The outrage was worse from the Trump-deranged Democrats, who, naturally, go completely off the rails in their response. Whereas they acted as if they’d never heard of the 25th Amendment during four years of Joe Biden’s virtually incapacitated autopen presidency, they suddenly rediscovered it this week. Dozens of Democrats issued the same talking points, saying some variation of “we need to invoke the 25th Amendment.”
“Donald Trump’s instability is more clear and dangerous than ever,” Nancy Pelosi wrote on X. “If the Cabinet is not willing to invoke the 25th Amendment and restore sanity, Republicans must reconvene the Congress to end this war.”
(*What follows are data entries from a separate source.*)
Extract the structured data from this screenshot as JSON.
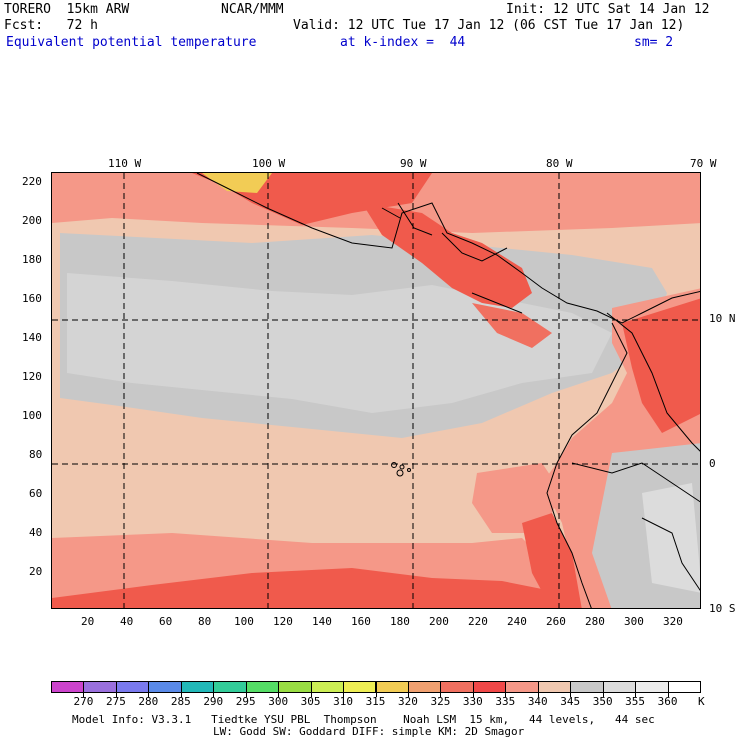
{
  "header": {
    "model": "TORERO  15km ARW",
    "org": "NCAR/MMM",
    "init": "Init: 12 UTC Sat 14 Jan 12",
    "fcst": "Fcst:   72 h",
    "valid": "Valid: 12 UTC Tue 17 Jan 12 (06 CST Tue 17 Jan 12)",
    "field": "Equivalent potential temperature",
    "level": "at k-index =  44",
    "smooth": "sm= 2"
  },
  "map": {
    "top_lon_labels": [
      "110 W",
      "100 W",
      "90 W",
      "80 W",
      "70 W"
    ],
    "right_lat_labels": [
      "10 N",
      "0",
      "10 S"
    ],
    "left_ticks": [
      "220",
      "200",
      "180",
      "160",
      "140",
      "120",
      "100",
      "80",
      "60",
      "40",
      "20"
    ],
    "bottom_ticks": [
      "20",
      "40",
      "60",
      "80",
      "100",
      "120",
      "140",
      "160",
      "180",
      "200",
      "220",
      "240",
      "260",
      "280",
      "300",
      "320"
    ]
  },
  "colorbar": {
    "labels": [
      "270",
      "275",
      "280",
      "285",
      "290",
      "295",
      "300",
      "305",
      "310",
      "315",
      "320",
      "325",
      "330",
      "335",
      "340",
      "345",
      "350",
      "355",
      "360"
    ],
    "unit": "K",
    "colors": [
      "#cc44cc",
      "#9a70dd",
      "#7a7aee",
      "#5a8ae8",
      "#22b8b8",
      "#33cc99",
      "#55dd66",
      "#99dd44",
      "#ccee55",
      "#eeee55",
      "#f2cc55",
      "#f0a070",
      "#f07060",
      "#f04848",
      "#f59888",
      "#f0c8b0",
      "#c8c8c8",
      "#dcdcdc",
      "#ececec",
      "#ffffff"
    ]
  },
  "footer": {
    "line1": "Model Info: V3.3.1   Tiedtke YSU PBL  Thompson    Noah LSM  15 km,   44 levels,   44 sec",
    "line2": "LW: Godd SW: Goddard DIFF: simple KM: 2D Smagor"
  }
}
Moreover, Trump was impeached twice during his first term, and Democrats will immediately set to work on a third time if they win the House in November. Massachusetts Senator Ed Markey expressed a common sentiment in his party, insisting, “The House must bring up impeachment articles, and the Senate needs to remove a president who wants to commit war crimes.”
Trump’s comments were awful, but social media posts aren’t war crimes. In fact, Iran has been the nation committing war crimes for decades — targeting civilians, using human shields, torturing and raping, etc. Ultimately, the president’s comments provide an opportunity to remind yourself and others of the usual Trump maxim: Take him seriously, not literally.
As for the ceasefire, our Mark Alexander warns, “If Trump makes a ‘deal’ with Iran, Americans need to understand we can’t trust an Islamist terrorist regime. We have been at war with Iran for the last 50 years and will continue to be until democracy prevails over its fascist theocracy, if it ever does.” Donald Trump is not Charlie Brown, though, and he’s unlikely to fall for Lucy’s football snatch as Joe Biden or Barack Obama would.
“If the Iranians are willing in good faith to work with us, I think we can make an agreement,” Vice President JD Vance said. “If they’re going to lie, if they’re going to cheat, if they’re going to try to prevent even the fragile truce that we’ve set up from taking place, that they’re not going to be happy.”
Already, Iran has had a terrible, horrible, no good, very bad year since Trump retook office. Biden’s resurrected nuclear deal went out the window. Tehran’s proxies (Hamas, Hezbollah, and others) are largely obliterated. Political analyst David Harsanyi quips, “Other than losing their entire navy, air force, a few strata of political leadership, top military minds, over 1,000 senior IRGC and Basij commanders, air defense and radar sites, numerous scientists, ballistic missile stockpiles and most launchers, drone and missile factories, proxies, etc.. Iran has the upper hand.” The sarcasm is even more obvious given that China and Russia, Iran’s primary major allies, have largely sat on the sidelines as the U.S. and Israel severely weaken Iran.
This war may be a long way from over, but I also don’t believe it’s a forever war or quagmire. I also don’t think the Iranian people would be sad to see Trump succeed in so weakening the fanatical Islamist regime that it collapses. Far from destroying Iranian civilization, that would save it.